First color photograph of Earth taken beyond low orbit

Space Mission
Apollo 4, November 9, 1967, 005:39:00 GET

Photographer
Taken by an automatic Maurer 70mm camera aboard the unmanned Apollo 4 spacecraft

Photo Description
Vintage chromogenic print on fiber-based Kodak paper, 20.3 x 25.4cm (8 x 10in), with “A Kodak Paper” watermarks on the verso, numbered “NASA AS4-1-410” (NASA MSC) in red in top margin, with a restauration (minor folding) at upper right
20.3 x 25.4cm (8 x 10in)

Essay
“Coastal Brazil, Atlantic Ocean, West Africa, Sahara, Antarctica, looking west, as photographed from the Apollo 4 (Spacecraft 017/Saturn 501) unmanned, Earth-orbital space mission. This picture was taken when the Spacecraft 017 and Saturn S-IVB (third) stage were orbiting Earth at an altitude of 9,745 nautical miles” (original NASA caption for AS4-1-410).
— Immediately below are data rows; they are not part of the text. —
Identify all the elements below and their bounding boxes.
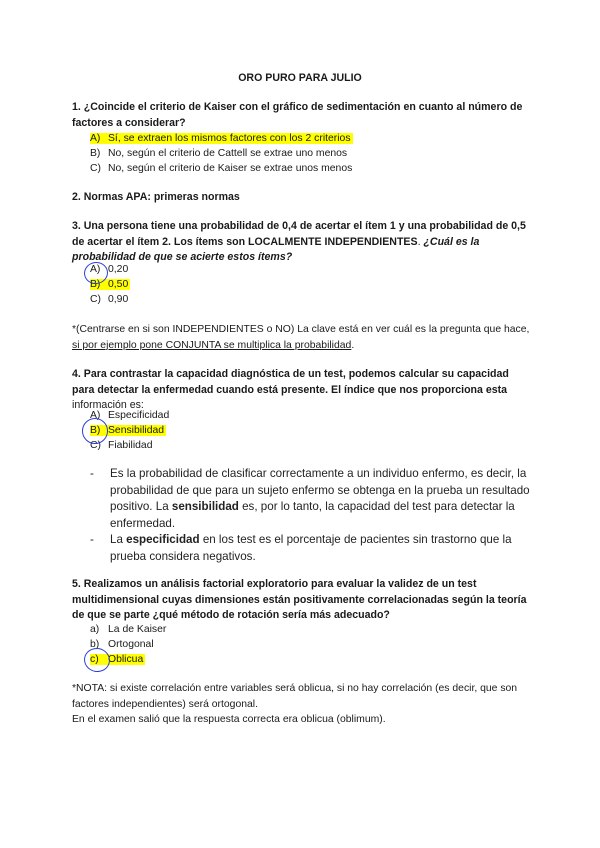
highlighted-answer: A) Sí, se extraen los mismos factores con los 2 criterios (90, 133, 351, 144)
q3-note: *(Centrarse en si son INDEPENDIENTES o NO) La clave está en ver cuál es la pregunta que hace, si por ejemplo pone CONJUNTA se multiplica la probabilidad. (72, 324, 530, 351)
page-title: ORO PURO PARA JULIO (238, 72, 362, 84)
q4-option-a: A) Especificidad (90, 410, 170, 421)
q1-option-c: C) No, según el criterio de Kaiser se extrae unos menos (90, 163, 353, 174)
q4-bullet-sensibilidad: - Es la probabilidad de clasificar correctamente a un individuo enfermo, es decir, la probabilidad de que para un sujeto enfermo se obtenga en la prueba un resultado positivo. La sensibilidad es, por lo tanto, la capacidad del test para detectar la enfermedad. (90, 467, 530, 530)
pen-circle-mark (82, 418, 108, 444)
question-3: 3. Una persona tiene una probabilidad de 0,4 de acertar el ítem 1 y una probabilidad de 0,5 de acertar el ítem 2. Los ítems son LOCALMENTE INDEPENDIENTES. ¿Cuál es la probabilidad de que se acierte estos ítems? (72, 220, 526, 263)
highlighted-answer: B) Sensibilidad (90, 425, 165, 436)
q3-option-c: C) 0,90 (90, 294, 129, 305)
q5-option-a: a) La de Kaiser (90, 624, 167, 635)
question-4: 4. Para contrastar la capacidad diagnóstica de un test, podemos calcular su capacidad para detectar la enfermedad cuando está presente. El índice que nos proporciona esta información es: (72, 368, 509, 411)
highlighted-answer: B) 0,50 (90, 279, 129, 290)
q5-exam-note: En el examen salió que la respuesta correcta era oblicua (oblimum). (72, 714, 386, 725)
question-1: 1. ¿Coincide el criterio de Kaiser con el gráfico de sedimentación en cuanto al número de factores a considerar? (72, 101, 523, 129)
question-5: 5. Realizamos un análisis factorial exploratorio para evaluar la validez de un test multidimensional cuyas dimensiones están positivamente correlacionadas según la teoría de que se parte ¿qué método de rotación sería más adecuado? (72, 578, 527, 621)
q4-explanation-list (90, 466, 530, 566)
q4-bullet-especificidad: - La especificidad en los test es el porcentaje de pacientes sin trastorno que la prueba considera negativos. (90, 533, 512, 563)
q4-option-c: C) Fiabilidad (90, 440, 153, 451)
q5-note: *NOTA: si existe correlación entre variables será oblicua, si no hay correlación (es decir, que son factores independientes) será ortogonal. (72, 683, 518, 710)
highlighted-answer: c) Oblicua (90, 654, 144, 665)
question-2: 2. Normas APA: primeras normas (72, 191, 240, 203)
q1-option-b: B) No, según el criterio de Cattell se extrae uno menos (90, 148, 348, 159)
q5-option-b: b) Ortogonal (90, 639, 154, 650)
q3-option-a: A) 0,20 (90, 264, 129, 275)
q1-option-a (90, 131, 353, 146)
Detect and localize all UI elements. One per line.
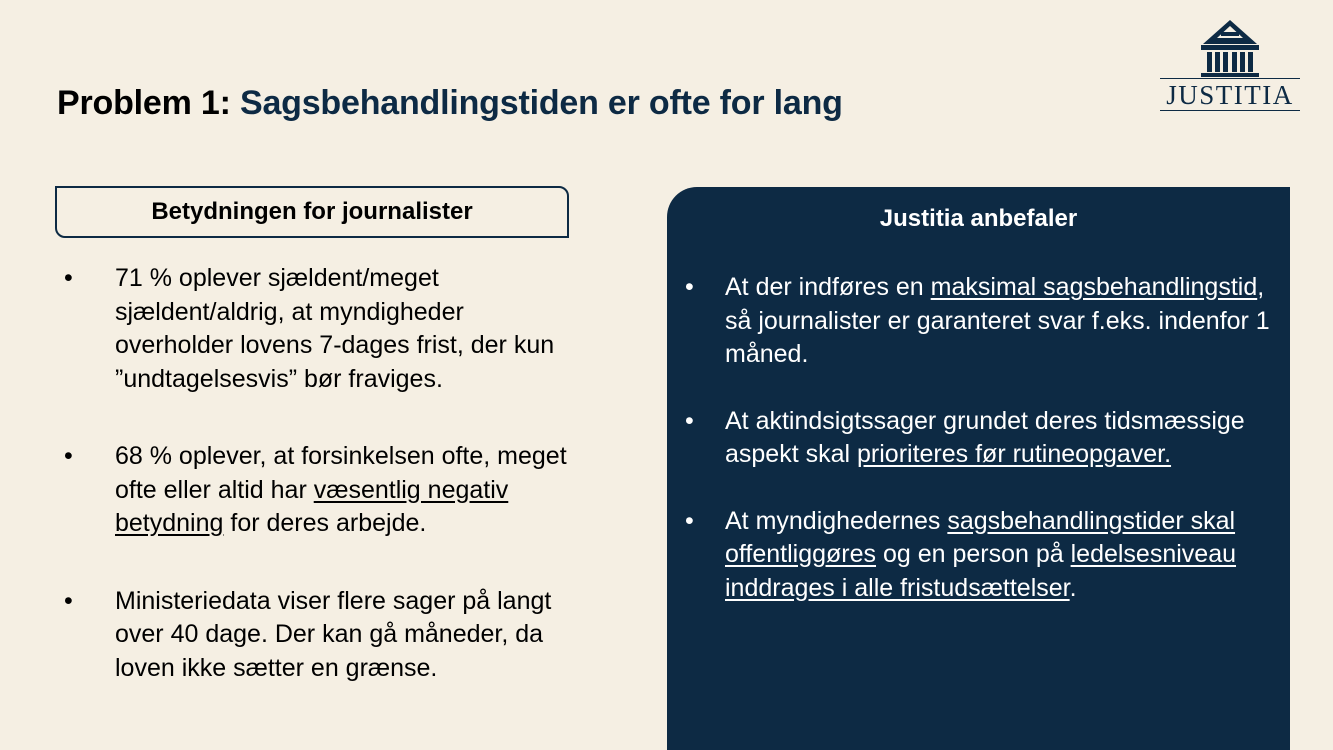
logo-rule-top [1160, 78, 1300, 79]
right-bullet-1 [685, 271, 1275, 372]
right-heading: Justitia anbefaler [879, 205, 1078, 232]
logo-wordmark: JUSTITIA [1166, 80, 1294, 110]
left-bullet-2 [57, 440, 577, 541]
right-bullet-1-text: At der indføres en [725, 273, 931, 301]
recommendations-panel [667, 187, 1290, 750]
left-bullet-3 [57, 585, 577, 686]
right-bullet-2 [685, 405, 1275, 472]
right-bullet-3-emphasis: sagsbehandlingstider skal offentliggøres [725, 506, 1236, 568]
logo-rule-bottom [1160, 110, 1300, 111]
left-heading-text: Betydningen for journalister [151, 198, 473, 225]
right-bullet-3-emphasis-2: ledelsesniveau inddrages i alle fristudsættelser [725, 540, 1237, 602]
left-bullet-2-text: 68 % oplever, at forsinkelsen ofte, meget ofte eller altid har [115, 442, 567, 504]
left-bullet-2-text-end: for deres arbejde. [223, 509, 427, 537]
right-bullet-1-emphasis: maksimal sagsbehandlingstid [930, 273, 1258, 301]
right-bullet-list [685, 271, 1275, 638]
page-title [57, 84, 843, 123]
right-bullet-3-text-end: . [1069, 573, 1077, 602]
left-bullet-2-emphasis: væsentlig negativ betydning [115, 475, 509, 537]
justitia-logo [1155, 18, 1305, 114]
right-bullet-3 [685, 505, 1275, 606]
right-bullet-2-text: At aktindsigtssager grundet deres tidsmæssige aspekt skal [725, 406, 1245, 468]
title-prefix: Problem 1: [57, 84, 240, 122]
left-bullet-1-text: 71 % oplever sjældent/meget sjældent/aldrig, at myndigheder overholder lovens 7-dages frist, der kun ”undtagelsesvis” bør fraviges. [115, 264, 555, 393]
left-bullet-list [57, 262, 577, 729]
right-bullet-2-emphasis: prioriteres før rutineopgaver. [857, 440, 1172, 468]
right-bullet-1-text-end: , så journalister er garanteret svar f.eks. indenfor 1 måned. [725, 273, 1270, 368]
left-section-heading [55, 186, 569, 238]
title-accent: Sagsbehandlingstiden er ofte for lang [239, 84, 843, 122]
pillar-building-icon [1155, 18, 1305, 80]
right-bullet-3-text-mid: og en person på [876, 540, 1071, 568]
left-bullet-1 [57, 262, 577, 396]
right-bullet-3-text: At myndighedernes [725, 506, 948, 535]
left-bullet-3-text: Ministeriedata viser flere sager på langt over 40 dage. Der kan gå måneder, da loven ikke sætter en grænse. [115, 586, 552, 682]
The photographic mission of Apollo 4 was the acquisition and return of the highest altitude color imagery ever made of the Earth. Located in the capsule of the spacecraft, looking out of the window, was not an astronaut but an automatic 70mm Maurer camera which took this beautiful view of the full crescent Earth.

“Every picture of the whole Earth so far had been electronically transmitted; this time the negative was taken back to Earth and was recovered in the Pacific after reentry of the capsule” (Poole, p. 86).